Con ogni probabilità, il governo Draghi eserciterà la delega fiscale per approvare la riforma del catasto subito dopo le elezioni amministrative. Il tema è molto divisivo. Il centro-destra osteggia la revisione dei valori catastali, mentre il centro-sinistra la auspica. Di cosa parliamo? L’IMU, l’imposta di registro quando a vendere non fosse il costruttore, l’imposta ipotecaria e catastale per i casi di successione e donazione, l’IRPEF sulla seconda casa sfitta e sita nel comune in cui il proprietario ha la residenza, nonché per il calcolo dell’ISEE sono usati i valori catastali al fine di determinare il valore dell’immobile o il reddito da questi prodotto.
Per reddito non intendiamo un’effettiva entrata di denaro nelle tasche dei proprietari. Il legislatore suppone, ad esempio, che il solo possesso di un immobile faccia risparmiare il costo dell’affitto e di fatto tassa questo risparmio. Un’astrusità fiscale, insomma. Tornando alla riforma del catasto, essa punta ad aggiornare i valori catastali, allineandoli il più possibile a quelli di mercato. Si stima che oggigiorno in media i primi risultino più che dimezzati rispetto ai secondi. In effetti, sono rimasti bloccati alla fine degli anni Novanta, prima che entrasse in vigore l’ICI, vecchio nome dell’IMU.

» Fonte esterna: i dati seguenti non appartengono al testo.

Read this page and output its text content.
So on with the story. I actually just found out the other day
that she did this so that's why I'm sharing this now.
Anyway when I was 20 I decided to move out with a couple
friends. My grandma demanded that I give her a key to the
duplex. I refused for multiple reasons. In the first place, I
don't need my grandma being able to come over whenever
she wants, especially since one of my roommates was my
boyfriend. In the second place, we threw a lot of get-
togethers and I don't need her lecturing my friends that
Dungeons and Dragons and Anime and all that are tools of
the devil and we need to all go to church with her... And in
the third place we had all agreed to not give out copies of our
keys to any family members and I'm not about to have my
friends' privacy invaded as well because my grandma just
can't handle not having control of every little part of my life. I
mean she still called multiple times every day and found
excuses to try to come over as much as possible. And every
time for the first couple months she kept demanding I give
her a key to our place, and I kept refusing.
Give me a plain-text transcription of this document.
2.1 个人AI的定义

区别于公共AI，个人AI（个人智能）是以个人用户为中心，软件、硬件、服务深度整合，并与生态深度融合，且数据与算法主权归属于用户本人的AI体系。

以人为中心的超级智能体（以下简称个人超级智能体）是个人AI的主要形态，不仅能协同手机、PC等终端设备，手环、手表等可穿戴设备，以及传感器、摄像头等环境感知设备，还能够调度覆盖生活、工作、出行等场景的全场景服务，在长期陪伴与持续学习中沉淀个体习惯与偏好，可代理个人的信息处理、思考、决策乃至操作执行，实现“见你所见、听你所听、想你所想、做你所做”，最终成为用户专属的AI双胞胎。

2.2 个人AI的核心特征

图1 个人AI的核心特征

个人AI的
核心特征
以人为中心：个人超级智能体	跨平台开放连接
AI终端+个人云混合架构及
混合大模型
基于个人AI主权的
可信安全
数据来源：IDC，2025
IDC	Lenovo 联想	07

L’aggiornamento avverrebbe anche grazie al passaggio tra le stime basate sul numero dei vani a quelle impostate sui metri quadrati. Chiunque sa oggi che la determinazione del valore di un immobile passa per il computo della superficie, mentre i vani non si usano più da svariati decenni. Anche perché essi non sono indicativi di alcuna superficie certa. Il governo rassicura che la riforma del catasto avverrebbe a gettito invariato. Se anche fosse vero, ciò sarebbe per lo stato, non per i singoli contribuenti. Quelli che oggi sono proprietari di un immobile cresciuto di valore negli ultimi 30 anni, saranno chiamati a pagare di più di IMU e le altre suddette imposte.
Riforma catasto, perché lo stato si accanisce contro le case
In generale, i contribuenti rischiano di pagare di più anche nel caso in cui lo stato riducesse su base nazionale e proporzionalmente le aliquote IMU, ipotecarie, catastali, etc. E l’aspetto più fastidioso di tale esito consiste nel fatto che già oggi le case in Italia risultino tra le più tartassate al mondo. Gli immobili esitano nel complesso un gettito di 24 miliardi di euro all’anno, secondi solo alla Francia in rapporto al PIL tra i grandi paesi UE. Non solo: rispetto ad altre forme di investimento, sono a tutti gli effetti molto più tartassati.
Volete un esempio? Immaginate di possedere una seconda abitazione dal valore catastale di 100.000 euro e di mercato di 200.000 euro. Su di essa paghereste annualmente un’IMU tra non meno di 760 euro e un massimo di 1.060 euro. Tuttavia, sulla stessa somma (ai valori di mercato) investita in titoli finanziari (azioni, obbligazioni, quote di fondi, etc.), l’imposta di bollo gravante sarebbe di 400 euro, cioè lo 0,2% su 200.000 euro. Parliamo di una cifra pari a poco più di un quarto del minimo e meno di un quinto del massimo sborsato per l’IMU.
Per quale ragione logica il legislatore dovrebbe preferire tassare di più un immobile, anziché altre forme di investimento? In apparenza, nessuna. All’atto pratico, una ragione esiste e ha a che fare con il fatto che se stanghi troppo i capitali, questi ormai fuggono con un clic del mouse, mentre un immobile per definizione non può essere spostato altrove. E’ il motivo per cui tendenzialmente l’IMU esiste in misura non indifferente negli stati con accentuato federalismo fiscale: consente agli enti locali di attingere a una fonte di gettito senza il rischio di perdere contribuenti a favore di altri enti concorrenti.